Conseils pour négocier et faire progresser sa rémunération
- Obtenir et maintenir les certifications clés : L’attestation de capacité fluides frigorigènes catégorie I est non négociable ; sans elle, l’employeur doit faire intervenir un prestataire externe pour chaque installation, ce qui réduirait l’employabilité. La certification RGE de l’entreprise, même si elle relève de l’employeur, doit être un critère de choix d’employeur car elle détermine l’accès aux aides publiques et donc au volume de chantiers.
- Se spécialiser sur les technologies premium : Les PAC géothermiques, les systèmes hybrides PAC + chaudière, et les installations en tertiaire (bureaux, commerces, copropriétés) sont des segments à plus forte valeur ajoutée qui justifient des salaires supérieurs à la médiane.

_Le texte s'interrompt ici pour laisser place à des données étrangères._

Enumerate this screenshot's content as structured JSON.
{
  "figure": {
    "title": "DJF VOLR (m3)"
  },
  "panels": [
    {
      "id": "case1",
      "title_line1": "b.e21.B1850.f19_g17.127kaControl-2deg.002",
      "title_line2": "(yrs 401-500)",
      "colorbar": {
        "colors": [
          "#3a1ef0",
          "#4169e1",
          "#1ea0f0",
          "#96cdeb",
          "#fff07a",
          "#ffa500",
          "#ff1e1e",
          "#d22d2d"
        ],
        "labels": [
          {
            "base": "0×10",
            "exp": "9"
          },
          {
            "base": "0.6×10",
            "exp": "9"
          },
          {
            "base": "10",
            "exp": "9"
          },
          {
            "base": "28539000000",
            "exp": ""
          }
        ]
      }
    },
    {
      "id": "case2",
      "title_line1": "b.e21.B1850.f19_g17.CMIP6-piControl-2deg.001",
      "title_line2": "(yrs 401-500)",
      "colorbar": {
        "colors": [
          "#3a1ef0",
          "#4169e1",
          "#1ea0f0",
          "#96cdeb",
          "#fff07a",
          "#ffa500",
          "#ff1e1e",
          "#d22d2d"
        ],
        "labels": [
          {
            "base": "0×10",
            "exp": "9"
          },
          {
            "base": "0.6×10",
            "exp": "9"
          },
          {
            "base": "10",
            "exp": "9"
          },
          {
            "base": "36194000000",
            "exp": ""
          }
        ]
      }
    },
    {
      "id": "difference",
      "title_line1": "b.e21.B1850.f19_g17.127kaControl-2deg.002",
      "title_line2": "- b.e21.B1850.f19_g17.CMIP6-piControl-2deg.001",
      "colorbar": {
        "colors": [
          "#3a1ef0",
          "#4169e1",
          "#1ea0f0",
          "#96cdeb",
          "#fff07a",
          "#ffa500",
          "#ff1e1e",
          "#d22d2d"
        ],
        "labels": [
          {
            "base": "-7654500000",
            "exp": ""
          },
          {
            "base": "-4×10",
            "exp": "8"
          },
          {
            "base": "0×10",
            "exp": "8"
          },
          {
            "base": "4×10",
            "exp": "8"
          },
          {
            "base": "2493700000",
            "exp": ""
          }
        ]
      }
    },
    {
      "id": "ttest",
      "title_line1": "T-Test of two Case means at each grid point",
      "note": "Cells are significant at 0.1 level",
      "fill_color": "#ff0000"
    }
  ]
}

- Valoriser la polycompétence : Une installatrice capable de réaliser aussi les raccordements électriques (habilitation B2V minimum) ou de poser les régulateurs et thermostats connectés est plus autonome sur le chantier et donc plus valorisée.
- Négocier les éléments variables : Dans le secteur, les indemnités de déplacement, les paniers repas et les primes d’intéressement (fréquents dans les PME) peuvent représenter plusieurs milliers d’euros annuels. Ne pas les négliger lors d’une négociation.
- Viser les postes encadrants : L’évolution naturelle vers cheffe de chantier, responsable technique ou chargée d’affaires thermiques permet d’atteindre des rémunérations bien au-delà du médian présenté ici. Ces postes sont accessibles après 5 à 8 ans d’expérience et parfois une formation complémentaire de type BTS Fluides-Énergies-Domotique ou Licence Pro Génie Thermique.
- Profiter de la tension du marché : Le secteur de la rénovation énergétique connaît une pénurie structurelle de main-d'œuvre qualifiée. En 2026, cette tension donne un fort pouvoir de négociation aux profils expérimentés et certifiés, qui peuvent comparer plusieurs offres simultanément sans craindre le chômage.
En synthèse, l’installatrice de pompe à chaleur exerce un métier en forte croissance, peu substituable à court terme par l’automatisation, et bénéficiant d’une prime de rareté sur le marché du travail français. La progression salariale passe par l’accumulation de certifications reconnues, la spécialisation sur les technologies les plus demandées et l’évolution vers des postes à responsabilités techniques ou commerciales. Les estimations présentées ici constituent un cadre de référence 2026 ; les montants réels varient selon les conditions individuelles et les conventions applicables.